One of Hawaii’s premiere crops, coffee, had a disappointing last season with a drop in sales as reduced production overshadowed higher prices, according to a recent federal report.
There also was more bad news in the report, which dramatically reduced production figures for the prior two seasons in revisions to previously published results.
As a consequence, the value of coffee sold by farmers statewide sank to a 4-year low of $43.8 million for the 2017-18 season. That was down 10 percent from $48.9 million in the previous season and down 30 percent from $62.6 million in the 2014-15 season.
The double whammy was reported by the U.S. Department of Agriculture’s National Agricultural Statistics Service. Kathy King, the agency’s Pacific region director, was surprised by the decline last season and said coffee farmers reported that a labor shortage was largely to blame. The report also mentioned that the coffee berry borer pest remains an industry concern but that controlling measures are “showing signs of progress.” The coffee berry borer was found on Hawaii island in 2010 and later made its way to Oahu and Maui.
Louis Daniele, manager of Kau Coffee Mill on Hawaii island, said attracting laborers to pick coffee is particularly difficult because many local residents, especially younger folks, aren’t interested in such work. He also said attracting immigrant farm workers has been harder recently and that even filling retail jobs in the farm’s store has been challenging. “Labor is a big issue,” Daniele said. “We just don’t have access to the laborers.”
Hawaii’s unemployment rate since late 2016 has been under 3 percent, which economists generally consider full employment. For the last 10 months, Hawaii unemployment has ranged from 2 percent to 2.1 percent. The report said there actually were new farms that increased coverage of fruit-bearing coffee trees to 7,200 acres last season from 7,000 acres in the prior season.
However, average yield decreased and resulted in 24.6 million pounds of coffee sold last season compared with 28.6 million pounds in the prior season. The average price farmers received per pound of coffee was $1.78 last season, up from $1.71 in the prior season.
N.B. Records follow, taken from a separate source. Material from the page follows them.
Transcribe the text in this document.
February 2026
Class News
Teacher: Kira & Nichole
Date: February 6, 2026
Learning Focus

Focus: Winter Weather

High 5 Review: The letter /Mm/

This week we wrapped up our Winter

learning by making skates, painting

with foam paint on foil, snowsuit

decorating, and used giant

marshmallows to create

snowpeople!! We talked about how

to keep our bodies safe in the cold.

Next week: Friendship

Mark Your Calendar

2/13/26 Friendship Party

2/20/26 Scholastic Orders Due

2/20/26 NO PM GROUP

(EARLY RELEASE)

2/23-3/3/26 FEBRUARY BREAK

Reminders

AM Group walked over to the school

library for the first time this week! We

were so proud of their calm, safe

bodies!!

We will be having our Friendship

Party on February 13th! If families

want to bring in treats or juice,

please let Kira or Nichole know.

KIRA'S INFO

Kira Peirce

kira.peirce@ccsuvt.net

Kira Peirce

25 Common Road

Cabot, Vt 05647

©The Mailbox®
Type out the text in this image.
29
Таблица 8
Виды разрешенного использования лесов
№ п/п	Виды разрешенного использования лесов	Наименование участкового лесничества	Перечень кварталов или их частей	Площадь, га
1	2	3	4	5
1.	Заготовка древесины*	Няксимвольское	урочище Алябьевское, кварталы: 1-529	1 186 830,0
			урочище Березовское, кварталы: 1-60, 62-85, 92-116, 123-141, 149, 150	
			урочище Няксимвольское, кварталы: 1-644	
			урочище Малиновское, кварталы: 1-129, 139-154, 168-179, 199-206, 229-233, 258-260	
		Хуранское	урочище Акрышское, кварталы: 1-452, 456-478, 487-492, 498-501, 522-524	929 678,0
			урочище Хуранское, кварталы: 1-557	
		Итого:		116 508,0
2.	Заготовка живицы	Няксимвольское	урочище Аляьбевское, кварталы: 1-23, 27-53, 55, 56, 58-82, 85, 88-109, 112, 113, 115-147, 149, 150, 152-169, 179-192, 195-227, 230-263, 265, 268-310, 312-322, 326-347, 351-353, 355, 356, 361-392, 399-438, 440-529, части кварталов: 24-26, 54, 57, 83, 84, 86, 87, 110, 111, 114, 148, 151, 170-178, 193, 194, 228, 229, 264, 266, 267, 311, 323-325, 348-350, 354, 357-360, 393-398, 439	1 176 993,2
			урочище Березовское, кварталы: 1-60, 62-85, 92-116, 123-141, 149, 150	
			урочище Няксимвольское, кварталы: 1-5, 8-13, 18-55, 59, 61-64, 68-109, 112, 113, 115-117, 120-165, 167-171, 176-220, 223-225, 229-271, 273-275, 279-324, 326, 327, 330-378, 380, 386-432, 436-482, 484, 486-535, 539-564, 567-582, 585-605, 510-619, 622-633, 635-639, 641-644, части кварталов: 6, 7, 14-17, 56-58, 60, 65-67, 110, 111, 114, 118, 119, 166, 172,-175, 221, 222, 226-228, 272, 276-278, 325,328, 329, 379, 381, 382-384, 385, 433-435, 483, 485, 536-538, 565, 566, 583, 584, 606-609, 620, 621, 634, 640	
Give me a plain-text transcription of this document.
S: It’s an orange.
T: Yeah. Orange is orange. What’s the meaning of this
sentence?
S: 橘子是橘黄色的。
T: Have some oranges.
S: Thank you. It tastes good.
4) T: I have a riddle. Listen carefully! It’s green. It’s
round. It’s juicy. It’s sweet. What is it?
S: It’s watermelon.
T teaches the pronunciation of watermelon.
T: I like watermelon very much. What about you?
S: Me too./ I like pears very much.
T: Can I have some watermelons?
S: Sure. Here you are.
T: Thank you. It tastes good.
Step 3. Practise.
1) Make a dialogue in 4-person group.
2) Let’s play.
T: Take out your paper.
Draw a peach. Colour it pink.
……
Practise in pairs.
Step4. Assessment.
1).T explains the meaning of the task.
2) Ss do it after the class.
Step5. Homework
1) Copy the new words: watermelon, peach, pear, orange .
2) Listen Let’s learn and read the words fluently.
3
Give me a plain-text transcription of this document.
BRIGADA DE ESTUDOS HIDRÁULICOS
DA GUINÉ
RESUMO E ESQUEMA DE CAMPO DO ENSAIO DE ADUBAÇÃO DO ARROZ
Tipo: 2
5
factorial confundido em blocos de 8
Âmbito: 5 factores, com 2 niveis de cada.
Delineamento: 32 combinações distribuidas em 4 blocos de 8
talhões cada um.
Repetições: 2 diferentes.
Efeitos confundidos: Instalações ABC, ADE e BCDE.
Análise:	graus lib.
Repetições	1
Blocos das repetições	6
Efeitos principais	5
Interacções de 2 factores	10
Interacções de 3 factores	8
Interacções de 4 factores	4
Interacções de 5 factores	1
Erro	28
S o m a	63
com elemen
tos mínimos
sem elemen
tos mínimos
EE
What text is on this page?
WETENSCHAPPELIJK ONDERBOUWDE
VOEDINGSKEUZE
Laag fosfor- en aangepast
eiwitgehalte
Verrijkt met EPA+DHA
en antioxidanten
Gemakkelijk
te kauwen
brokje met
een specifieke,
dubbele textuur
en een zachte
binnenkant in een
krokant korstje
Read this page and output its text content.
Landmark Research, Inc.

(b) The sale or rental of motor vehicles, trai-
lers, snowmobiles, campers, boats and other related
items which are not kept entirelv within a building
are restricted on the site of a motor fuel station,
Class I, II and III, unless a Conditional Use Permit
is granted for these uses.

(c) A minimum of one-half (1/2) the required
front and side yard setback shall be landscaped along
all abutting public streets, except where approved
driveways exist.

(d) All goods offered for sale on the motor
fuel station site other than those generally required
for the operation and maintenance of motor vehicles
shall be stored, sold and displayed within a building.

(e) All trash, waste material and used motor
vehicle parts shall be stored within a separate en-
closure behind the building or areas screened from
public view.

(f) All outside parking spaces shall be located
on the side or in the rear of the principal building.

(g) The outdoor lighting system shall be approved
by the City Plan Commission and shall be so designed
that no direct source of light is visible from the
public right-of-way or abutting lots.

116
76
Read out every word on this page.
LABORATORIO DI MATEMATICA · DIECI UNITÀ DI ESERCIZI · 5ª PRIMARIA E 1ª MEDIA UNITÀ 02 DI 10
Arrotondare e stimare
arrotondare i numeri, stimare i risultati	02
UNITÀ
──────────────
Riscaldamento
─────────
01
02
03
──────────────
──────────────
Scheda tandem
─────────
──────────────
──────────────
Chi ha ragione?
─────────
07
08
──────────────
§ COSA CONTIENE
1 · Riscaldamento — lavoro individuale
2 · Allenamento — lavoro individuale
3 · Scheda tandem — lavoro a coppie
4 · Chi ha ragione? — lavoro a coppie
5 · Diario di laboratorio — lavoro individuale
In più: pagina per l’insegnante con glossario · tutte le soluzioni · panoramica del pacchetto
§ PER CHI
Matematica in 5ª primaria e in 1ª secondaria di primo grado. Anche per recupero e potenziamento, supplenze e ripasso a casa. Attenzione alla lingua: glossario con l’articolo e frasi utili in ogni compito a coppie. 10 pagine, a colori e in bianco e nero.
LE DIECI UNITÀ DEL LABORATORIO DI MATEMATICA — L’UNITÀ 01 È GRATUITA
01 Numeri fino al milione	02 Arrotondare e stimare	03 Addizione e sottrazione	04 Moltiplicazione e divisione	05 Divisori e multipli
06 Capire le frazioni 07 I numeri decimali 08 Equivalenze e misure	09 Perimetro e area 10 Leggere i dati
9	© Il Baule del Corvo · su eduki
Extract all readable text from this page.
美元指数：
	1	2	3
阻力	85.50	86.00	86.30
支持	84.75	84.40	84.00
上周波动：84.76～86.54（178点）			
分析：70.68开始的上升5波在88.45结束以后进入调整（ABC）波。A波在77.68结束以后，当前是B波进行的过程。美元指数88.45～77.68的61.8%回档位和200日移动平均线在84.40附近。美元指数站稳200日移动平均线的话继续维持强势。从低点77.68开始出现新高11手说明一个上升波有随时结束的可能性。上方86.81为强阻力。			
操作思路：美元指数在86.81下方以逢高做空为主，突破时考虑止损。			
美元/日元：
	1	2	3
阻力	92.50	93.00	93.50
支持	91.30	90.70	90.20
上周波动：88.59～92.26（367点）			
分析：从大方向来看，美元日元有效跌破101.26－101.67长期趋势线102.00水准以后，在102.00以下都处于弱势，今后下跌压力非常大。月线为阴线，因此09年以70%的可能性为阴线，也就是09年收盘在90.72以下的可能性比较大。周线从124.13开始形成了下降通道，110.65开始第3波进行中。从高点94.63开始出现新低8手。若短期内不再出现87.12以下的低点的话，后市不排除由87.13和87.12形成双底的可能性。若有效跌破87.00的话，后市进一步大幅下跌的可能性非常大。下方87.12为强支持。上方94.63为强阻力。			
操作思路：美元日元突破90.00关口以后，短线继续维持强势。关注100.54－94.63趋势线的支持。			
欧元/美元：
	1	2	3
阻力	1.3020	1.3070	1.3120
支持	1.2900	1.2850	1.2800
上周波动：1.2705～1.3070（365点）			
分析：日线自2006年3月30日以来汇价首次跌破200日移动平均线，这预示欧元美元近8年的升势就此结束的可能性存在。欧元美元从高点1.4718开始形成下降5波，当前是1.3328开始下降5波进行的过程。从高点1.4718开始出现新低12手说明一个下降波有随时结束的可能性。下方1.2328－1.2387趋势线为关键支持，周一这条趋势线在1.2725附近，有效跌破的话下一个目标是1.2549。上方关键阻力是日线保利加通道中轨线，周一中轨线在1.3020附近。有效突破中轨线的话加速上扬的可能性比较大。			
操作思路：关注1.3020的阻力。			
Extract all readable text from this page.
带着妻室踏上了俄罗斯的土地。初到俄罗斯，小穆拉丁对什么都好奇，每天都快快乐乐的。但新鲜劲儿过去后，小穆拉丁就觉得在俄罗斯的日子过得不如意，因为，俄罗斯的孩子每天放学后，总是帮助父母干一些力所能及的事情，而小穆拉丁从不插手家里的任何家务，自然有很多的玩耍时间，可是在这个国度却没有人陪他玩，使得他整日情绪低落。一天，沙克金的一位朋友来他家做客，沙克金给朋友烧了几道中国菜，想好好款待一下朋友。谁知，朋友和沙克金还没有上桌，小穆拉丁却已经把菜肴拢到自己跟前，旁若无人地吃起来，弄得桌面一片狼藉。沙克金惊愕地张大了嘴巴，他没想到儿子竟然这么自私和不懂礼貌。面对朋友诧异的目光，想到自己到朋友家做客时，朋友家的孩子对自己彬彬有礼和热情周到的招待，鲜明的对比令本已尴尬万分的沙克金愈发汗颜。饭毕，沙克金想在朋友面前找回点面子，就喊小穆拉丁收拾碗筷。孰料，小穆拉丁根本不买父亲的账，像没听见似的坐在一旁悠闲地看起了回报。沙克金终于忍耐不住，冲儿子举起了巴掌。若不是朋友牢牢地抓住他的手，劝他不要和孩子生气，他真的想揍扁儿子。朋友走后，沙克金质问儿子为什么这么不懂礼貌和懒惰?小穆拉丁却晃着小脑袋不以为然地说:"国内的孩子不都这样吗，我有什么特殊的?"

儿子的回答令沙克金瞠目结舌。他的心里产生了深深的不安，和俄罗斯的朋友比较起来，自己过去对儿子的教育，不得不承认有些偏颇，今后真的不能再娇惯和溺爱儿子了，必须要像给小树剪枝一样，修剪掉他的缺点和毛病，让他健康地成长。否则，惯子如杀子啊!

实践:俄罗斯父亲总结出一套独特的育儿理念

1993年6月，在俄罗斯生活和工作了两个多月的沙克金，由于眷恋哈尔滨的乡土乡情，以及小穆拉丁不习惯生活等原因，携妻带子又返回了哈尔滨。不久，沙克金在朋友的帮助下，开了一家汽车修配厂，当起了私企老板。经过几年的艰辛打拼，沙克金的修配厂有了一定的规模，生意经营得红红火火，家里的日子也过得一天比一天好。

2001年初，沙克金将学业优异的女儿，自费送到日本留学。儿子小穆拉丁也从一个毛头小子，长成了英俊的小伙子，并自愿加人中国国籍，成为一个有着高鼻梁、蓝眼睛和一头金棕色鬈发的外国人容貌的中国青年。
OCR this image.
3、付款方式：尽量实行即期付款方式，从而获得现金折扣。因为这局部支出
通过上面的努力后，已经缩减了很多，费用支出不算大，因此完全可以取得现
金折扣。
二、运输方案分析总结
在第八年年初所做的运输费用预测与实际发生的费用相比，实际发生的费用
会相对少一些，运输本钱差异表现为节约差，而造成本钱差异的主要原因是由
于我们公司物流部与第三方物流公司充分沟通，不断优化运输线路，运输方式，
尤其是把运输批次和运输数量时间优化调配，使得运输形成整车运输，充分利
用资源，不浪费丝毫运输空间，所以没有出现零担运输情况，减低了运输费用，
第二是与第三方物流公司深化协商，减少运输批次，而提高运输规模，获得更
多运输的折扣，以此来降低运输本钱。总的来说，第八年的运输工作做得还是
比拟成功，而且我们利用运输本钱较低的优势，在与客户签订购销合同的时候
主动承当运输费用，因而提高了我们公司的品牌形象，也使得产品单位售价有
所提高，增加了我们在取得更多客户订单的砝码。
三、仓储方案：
Figures in the report for two seasons before the last season were revised downward for an unexplained reason, and resulted in coffee values being lowered to $48.9 million from $54.2 million in the 2016-17 season and to $46.7 million from $62.6 million in the 2015-16 season.
King said the revisions were made by USDA officials in Washington, D.C., and that she’s not sure why. An explanation could not be obtained by the Honolulu Star-Advertiser from an agency statistician for coffee in Washington, D.C.
The agency’s reports are based on surveys of coffee growers and millers conducted with the assistance of the state Department of Agriculture. The federal agency states generally that survey data is used to make estimates and that the estimates are reviewed for errors, reasonableness and consistency.
The National Agricultural Statistics Service changed the way it measures coffee production, prices and value in 2014 to better reflect the dominant form of sales by farms.
Since 2014, production and sale values have been based on cherry coffee, which is the bean covered by its red fruit after being picked from trees. Removing the fruit produces what is called parchment coffee, which is the green bean covered by a fibrous membrane.
Hawaii coffee farmers sell beans in three forms — cherry, parchment and green — though most sell cherry coffee. Prior to 2014, USDA converted all coffee to a parchment equivalent for its reports. Because of that, data before and after 2014 cannot fairly be compared.
A season is defined as starting in late summer and extending to early the following year, though coffee harvesting happens year-round in Hawaii.